Drug Delivery to the Brain across the Blood–Brain Barrier Using Nanomaterials

• Published in: Small (Weinheim an der Bergstrasse, Germany) Vol. 13; no. 43
• Main Authors: Tsou, Yung‐Hao, Zhang, Xue‐Qing, Zhu, He, Syed, Sahla, Xu, Xiaoyang
• Format: Journal Article
• Language: English
• Published: Germany Wiley Subscription Services, Inc 01.11.2017
• Subjects: Alzheimer's disease; Blood-brain barrier; Brain diseases; Circulatory system; drug delivery; Drug delivery systems; Functional groups; Multiple sclerosis; Nanomaterials; Nanotechnology; blood brain barrier; nanotechnology; drug delivery
• ISSN: 1613-6810; 1613-6829; 1613-6829
• DOI: 10.1002/smll.201701921

A major obstacle facing brain diseases such as Alzheimer's disease, multiple sclerosis, brain tumors, and strokes is the blood–brain barrier (BBB). The BBB prevents the passage of certain molecules and pathogens from the circulatory system into the brain.

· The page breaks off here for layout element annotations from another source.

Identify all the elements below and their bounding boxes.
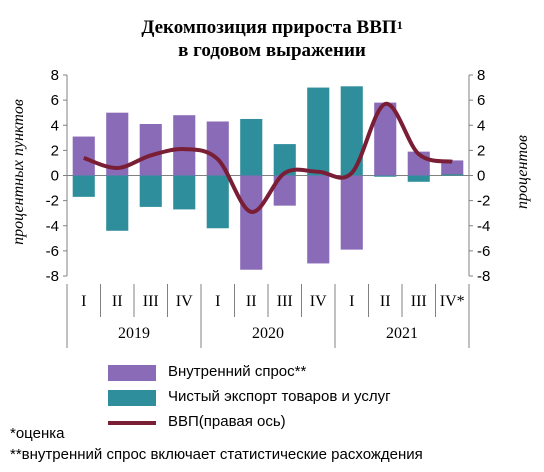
legend-label-gdp: ВВП(правая ось) <box>168 413 286 430</box>
bar-demand <box>240 175 263 270</box>
note-discrepancy: **внутренний спрос включает статистическ… <box>10 446 423 463</box>
quarter-label: III <box>277 293 293 310</box>
legend-swatch-export <box>108 390 156 406</box>
quarter-label: III <box>143 293 159 310</box>
year-label: 2020 <box>252 325 284 342</box>
quarter-label: I <box>215 293 220 310</box>
y-tick-label-left: -2 <box>46 193 59 210</box>
legend-item-export: Чистый экспорт товаров и услуг <box>108 385 428 409</box>
y-tick-label-left: 6 <box>51 92 59 109</box>
bar-demand <box>173 115 196 176</box>
y-tick-label-right: -2 <box>477 193 490 210</box>
y-tick-label-left: -6 <box>46 243 59 260</box>
bar-demand <box>106 112 129 176</box>
y-tick-label-right: 6 <box>477 92 485 109</box>
bar-net-export <box>407 175 430 182</box>
note-estimate: *оценка <box>10 425 65 442</box>
quarter-label: II <box>246 293 257 310</box>
bar-demand <box>273 175 296 206</box>
y-tick-label-right: 0 <box>477 168 485 185</box>
bar-net-export <box>441 174 464 176</box>
bar-net-export <box>106 175 129 231</box>
bar-demand <box>139 123 162 176</box>
gdp-decomposition-chart: 8 86 64 42 20 0-2 -2-4 -4-6 -6-8 -8I II III IV I II III… <box>46 67 490 348</box>
bar-net-export <box>340 86 363 176</box>
gdp-line <box>83 101 453 214</box>
bar-demand <box>206 121 229 176</box>
quarter-label: IV* <box>440 293 465 310</box>
bar-demand <box>441 160 464 176</box>
bar-net-export <box>139 175 162 207</box>
y-tick-label-right: -8 <box>477 268 490 285</box>
y-tick-label-left: 8 <box>51 67 59 84</box>
year-label: 2019 <box>118 325 150 342</box>
bar-net-export <box>273 144 296 176</box>
quarter-label: IV <box>176 293 193 310</box>
y-tick-label-right: 4 <box>477 117 485 134</box>
quarter-label: III <box>411 293 427 310</box>
bar-net-export <box>173 175 196 210</box>
y-tick-label-left: 4 <box>51 117 59 134</box>
legend-item-gdp: ВВП(правая ось) <box>108 410 428 434</box>
bar-net-export <box>240 118 263 176</box>
chart-title-line1: Декомпозиция прироста ВВП1 <box>141 17 403 38</box>
bar-net-export <box>206 175 229 229</box>
legend-swatch-demand <box>108 365 156 381</box>
y-tick-label-left: 2 <box>51 142 59 159</box>
bar-demand <box>374 102 397 176</box>
quarter-label: I <box>81 293 86 310</box>
legend-line-gdp <box>108 421 156 425</box>
quarter-label: IV <box>310 293 327 310</box>
bar-net-export <box>374 175 397 177</box>
quarter-label: I <box>349 293 354 310</box>
quarter-label: II <box>380 293 391 310</box>
legend-label-demand: Внутренний спрос** <box>168 363 307 380</box>
legend-label-export: Чистый экспорт товаров и услуг <box>168 388 391 405</box>
y-tick-label-left: 0 <box>51 168 59 185</box>
y-tick-label-right: -4 <box>477 218 490 235</box>
bar-demand <box>340 175 363 250</box>
bar-demand <box>72 136 95 176</box>
bar-net-export <box>72 175 95 197</box>
chart-title-line2: в годовом выражении <box>178 40 366 61</box>
y-tick-label-right: 8 <box>477 67 485 84</box>
year-label: 2021 <box>386 325 418 342</box>
y-tick-label-left: -4 <box>46 218 59 235</box>
bar-demand <box>307 175 330 264</box>
y-tick-label-right: 2 <box>477 142 485 159</box>
quarter-label: II <box>112 293 123 310</box>
legend-item-demand: Внутренний спрос** <box>108 360 428 384</box>
y-tick-label-left: -8 <box>46 268 59 285</box>
y-tick-label-right: -6 <box>477 243 490 260</box>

Therefore, it is nearly impossible for therapeutic drugs to target the diseased cells without the assistance of carriers. Nanotechnology is an area of growing public interest; nanocarriers, such as polymer‐based, lipid‐based, and inorganic‐based nanoparticles can be engineered in different sizes, shapes, and surface charges, and they can be modified with functional groups to enhance their penetration and targeting capabilities. Hence, understanding the interaction between nanomaterials and the BBB is crucial. In this Review, the components and properties of the BBB are revisited and the types of nanocarriers that are most commonly used for brain drug delivery are discussed. The properties of the nanocarriers and the factors that affect drug delivery across the BBB are elaborated upon in this review. Additionally, the most recent developments of nanoformulations and nonconventional drug delivery strategies are highlighted. Finally, challenges and considerations for the development of brain targeting nanomedicines are discussed. The overall objective is to broaden the understanding of the design and to develop nanomedicines for the treatment of brain diseases. There are numerous variables that can affect the relationship between nanocarriers and the blood brain barrier (BBB). Understanding the composition of nanocarriers and their affinities, and interactions with proteins and receptors on the BBB can allow drug‐loaded carriers to cross the BBB successfully. The size, charge, shape, and method of delivery can be manipulated to increase and enhance brain permeability and bioavailability of loaded therapeutics.